I'm fairly relieved to report that the last week has been fairly normal and without major incident. Still spotting a bit every day (and I wish I wouldn't), but I've come to expect that this is my status quo. A week from today, I'll go in for my next appointment with Donna the Midwife, full of various questions about why and how. I'm not expecting many answers, but hopefully the exam and ultrasound will show that our Kumquat (another upgrade -- and none too soon; we couldn't really relate to "grape") is cruising along as expected.
I've also gotten my butt off the couch and out the scary front door, starting daily 30 minute walks and some arm weight exercises. I'm still inexplicably terrified to stray too far, even if I'm carrying my cell phone and know The Brit is no more than a five minute drive away.
It doesn't help that incidents seem to happen when I leave my neighborhood. Just last week, I went to my monthly book club dinner (a much-needed night out) and had a small bleedthrough. Very minor in the grand scheme, but enough to make me wonder "Should I go home right now? But I can't, because I caught a ride with J. and no one knows the news..." I kept my mouth shut and did my best to ignore the situation until I got home. Of course, by the time I did, everything was fine. Tonight, I'm going even further afield (and, yet again, catching a ride with a friend) and the anticipation has my stomach in knots.

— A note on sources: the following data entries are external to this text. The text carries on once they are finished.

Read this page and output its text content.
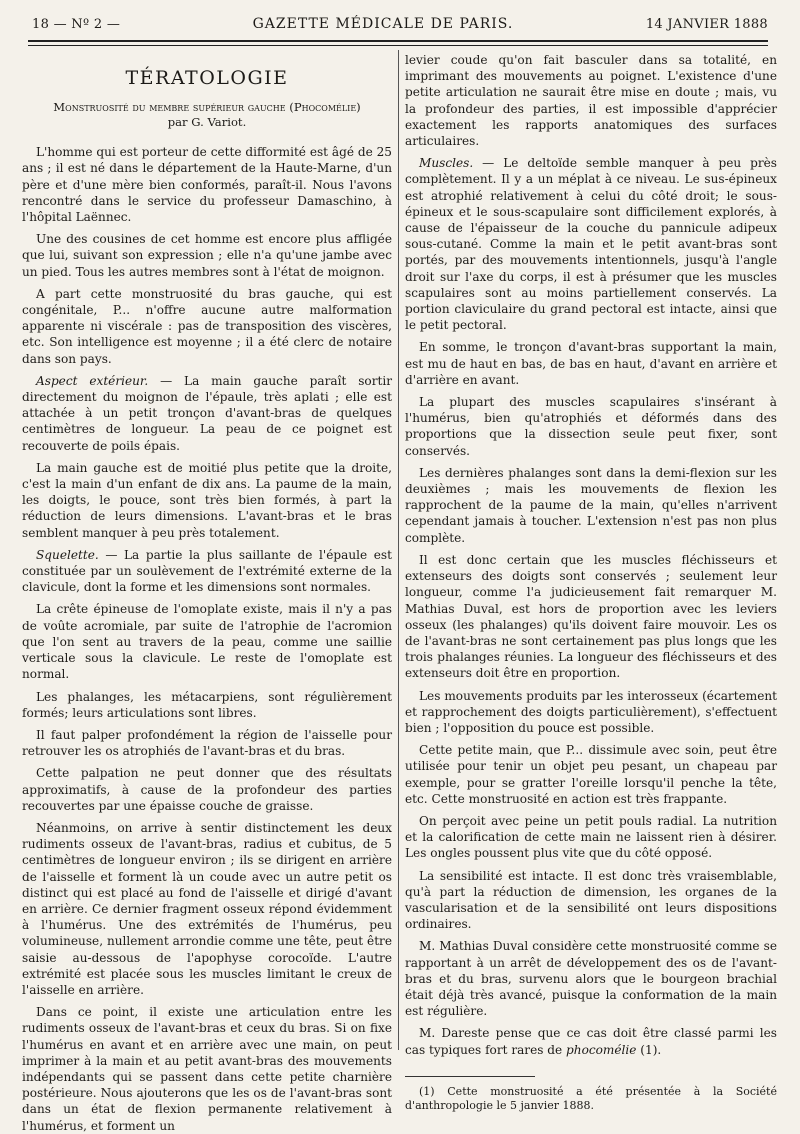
18 — Nº 2 —	GAZETTE MÉDICALE DE PARIS.	14 JANVIER 1888
TÉRATOLOGIE
Monstruosité du membre supérieur gauche (Phocomélie)
par G. Variot.

L'homme qui est porteur de cette difformité est âgé de 25 ans ; il est né dans le département de la Haute-Marne, d'un père et d'une mère bien conformés, paraît-il. Nous l'avons rencontré dans le service du professeur Damaschino, à l'hôpital Laënnec.

Une des cousines de cet homme est encore plus affligée que lui, suivant son expression ; elle n'a qu'une jambe avec un pied. Tous les autres membres sont à l'état de moignon.

A part cette monstruosité du bras gauche, qui est congénitale, P... n'offre aucune autre malformation apparente ni viscérale : pas de transposition des viscères, etc. Son intelligence est moyenne ; il a été clerc de notaire dans son pays.

Aspect extérieur. — La main gauche paraît sortir directement du moignon de l'épaule, très aplati ; elle est attachée à un petit tronçon d'avant-bras de quelques centimètres de longueur. La peau de ce poignet est recouverte de poils épais.

La main gauche est de moitié plus petite que la droite, c'est la main d'un enfant de dix ans. La paume de la main, les doigts, le pouce, sont très bien formés, à part la réduction de leurs dimensions. L'avant-bras et le bras semblent manquer à peu près totalement.

Squelette. — La partie la plus saillante de l'épaule est constituée par un soulèvement de l'extrémité externe de la clavicule, dont la forme et les dimensions sont normales.

La crête épineuse de l'omoplate existe, mais il n'y a pas de voûte acromiale, par suite de l'atrophie de l'acromion que l'on sent au travers de la peau, comme une saillie verticale sous la clavicule. Le reste de l'omoplate est normal.

Les phalanges, les métacarpiens, sont régulièrement formés; leurs articulations sont libres.

Il faut palper profondément la région de l'aisselle pour retrouver les os atrophiés de l'avant-bras et du bras.

Cette palpation ne peut donner que des résultats approximatifs, à cause de la profondeur des parties recouvertes par une épaisse couche de graisse.

Néanmoins, on arrive à sentir distinctement les deux rudiments osseux de l'avant-bras, radius et cubitus, de 5 centimètres de longueur environ ; ils se dirigent en arrière de l'aisselle et forment là un coude avec un autre petit os distinct qui est placé au fond de l'aisselle et dirigé d'avant en arrière. Ce dernier fragment osseux répond évidemment à l'humérus. Une des extrémités de l'humérus, peu volumineuse, nullement arrondie comme une tête, peut être saisie au-dessous de l'apophyse corocoïde. L'autre extrémité est placée sous les muscles limitant le creux de l'aisselle en arrière.

Dans ce point, il existe une articulation entre les rudiments osseux de l'avant-bras et ceux du bras. Si on fixe l'humérus en avant et en arrière avec une main, on peut imprimer à la main et au petit avant-bras des mouvements indépendants qui se passent dans cette petite charnière postérieure. Nous ajouterons que les os de l'avant-bras sont dans un état de flexion permanente relativement à l'humérus, et forment un

levier coude qu'on fait basculer dans sa totalité, en imprimant des mouvements au poignet. L'existence d'une petite articulation ne saurait être mise en doute ; mais, vu la profondeur des parties, il est impossible d'apprécier exactement les rapports anatomiques des surfaces articulaires.

Muscles. — Le deltoïde semble manquer à peu près complètement. Il y a un méplat à ce niveau. Le sus-épineux est atrophié relativement à celui du côté droit; le sous-épineux et le sous-scapulaire sont difficilement explorés, à cause de l'épaisseur de la couche du pannicule adipeux sous-cutané. Comme la main et le petit avant-bras sont portés, par des mouvements intentionnels, jusqu'à l'angle droit sur l'axe du corps, il est à présumer que les muscles scapulaires sont au moins partiellement conservés. La portion claviculaire du grand pectoral est intacte, ainsi que le petit pectoral.

En somme, le tronçon d'avant-bras supportant la main, est mu de haut en bas, de bas en haut, d'avant en arrière et d'arrière en avant.

La plupart des muscles scapulaires s'insérant à l'humérus, bien qu'atrophiés et déformés dans des proportions que la dissection seule peut fixer, sont conservés.

Les dernières phalanges sont dans la demi-flexion sur les deuxièmes ; mais les mouvements de flexion les rapprochent de la paume de la main, qu'elles n'arrivent cependant jamais à toucher. L'extension n'est pas non plus complète.

Il est donc certain que les muscles fléchisseurs et extenseurs des doigts sont conservés ; seulement leur longueur, comme l'a judicieusement fait remarquer M. Mathias Duval, est hors de proportion avec les leviers osseux (les phalanges) qu'ils doivent faire mouvoir. Les os de l'avant-bras ne sont certainement pas plus longs que les trois phalanges réunies. La longueur des fléchisseurs et des extenseurs doit être en proportion.

Les mouvements produits par les interosseux (écartement et rapprochement des doigts particulièrement), s'effectuent bien ; l'opposition du pouce est possible.

Cette petite main, que P... dissimule avec soin, peut être utilisée pour tenir un objet peu pesant, un chapeau par exemple, pour se gratter l'oreille lorsqu'il penche la tête, etc. Cette monstruosité en action est très frappante.

On perçoit avec peine un petit pouls radial. La nutrition et la calorification de cette main ne laissent rien à désirer. Les ongles poussent plus vite que du côté opposé.

La sensibilité est intacte. Il est donc très vraisemblable, qu'à part la réduction de dimension, les organes de la vascularisation et de la sensibilité ont leurs dispositions ordinaires.

M. Mathias Duval considère cette monstruosité comme se rapportant à un arrêt de développement des os de l'avant-bras et du bras, survenu alors que le bourgeon brachial était déjà très avancé, puisque la conformation de la main est régulière.

M. Dareste pense que ce cas doit être classé parmi les cas typiques fort rares de phocomélie (1).

(1) Cette monstruosité a été présentée à la Société d'anthropologie le 5 janvier 1888.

I really want to be one of the women who embrace pregnancy for the unique, mindblowing experience it is. I want to trust my body, even in the difficult moments. But right now, I feel like such a prisoner of forces beyond my control. And the lack of explanations or root causes is not helping. Even my sleeping position is dictated by The Right Thing To Do -- preferably left side...and not on your back! Heaven forfend!
I'm told to just hang in there until 2nd trimester, when all is rosy and amazing. I sure hope that is my experience, too. And I hope this "glow" and "incredible, thick hair" thing kicks in too. It's the least I should expect in exchange for the nonsense, isn't it?
Wednesday, November 2, 2011
Did you know that "pregnancy" is the most searched health term on the Internet? If you find yourself with a Pumpkin Seed under the broiler and have access to a computer, you sure do.
As I did with my wedding, I am doing my damnedest during pregnancy to stay OFF of mailing lists. I also found out early on that most forums and online communities are not helpful -- and, in fact, filled with misinformation and paranoia. And I wonder why medical professionals won't talk to women in a calm, logical way...
That said, I did subscribe to one weekly e-mail service, recommended by a good friend. They send me an informative update every Wednesday, telling me what's happening aboard the Good Ship Uterus. Of course, on the side of this e-mail are ads from their sponsors and links to other articles and activities, but they're generally not obtrusive.
Until I spied a whopper today.
For "This Week's Activity," a clinical psychologist focusing on pregnancy and postpartum adjustment recommends that "...women set aside two 5-10 minute periods a day to think about their baby. Sit quietly and gently rest your hands on your belly. Focus your breathing and start thinking about your baby -- your hopes, dreams, intentions as a parent, etc. It's a great way to initiate the bonding process!"
Where, oh where to begin.
I don't know about other moms-to-be, but I can't think of a moment of any waking day when I'm NOT already thinking about this kid. Work is a welcome respite because it forces my brain to do something else. I know what sort of parent I hope to be (by age 38, I sure as hell hope I do), but I also know it will mostly fly out the window once reality sets in. And does this kid really need MY "hopes and dreams" pushed onto it from fetushood? Therapy is expensive...let's give him or her a bit of fighting chance, shall we?
Here's an idea, Ms. Clinical Psychologist: How about two 5-10 minute sessions a day where you specifically DO NOT focus on the baby? Where you read a good book or enjoy a snack or kiss your partner or sing Journey songs into a spoon or have a dumb conversation with the cat? What if all parents took this advice to heart and carved out said time in their day-to-day, even after the baby arrives? Wouldn't we all feel more calm, more taken care of, and ultimately better equipped to take care of those around us?
But hey. At least I also found out the Pumpkin Seed is now a Grape. The Brit asked if it was a seedless grape. I raised an eyebrow and asked, "What do you think?" Luckily (and this is why I married him), he laughed.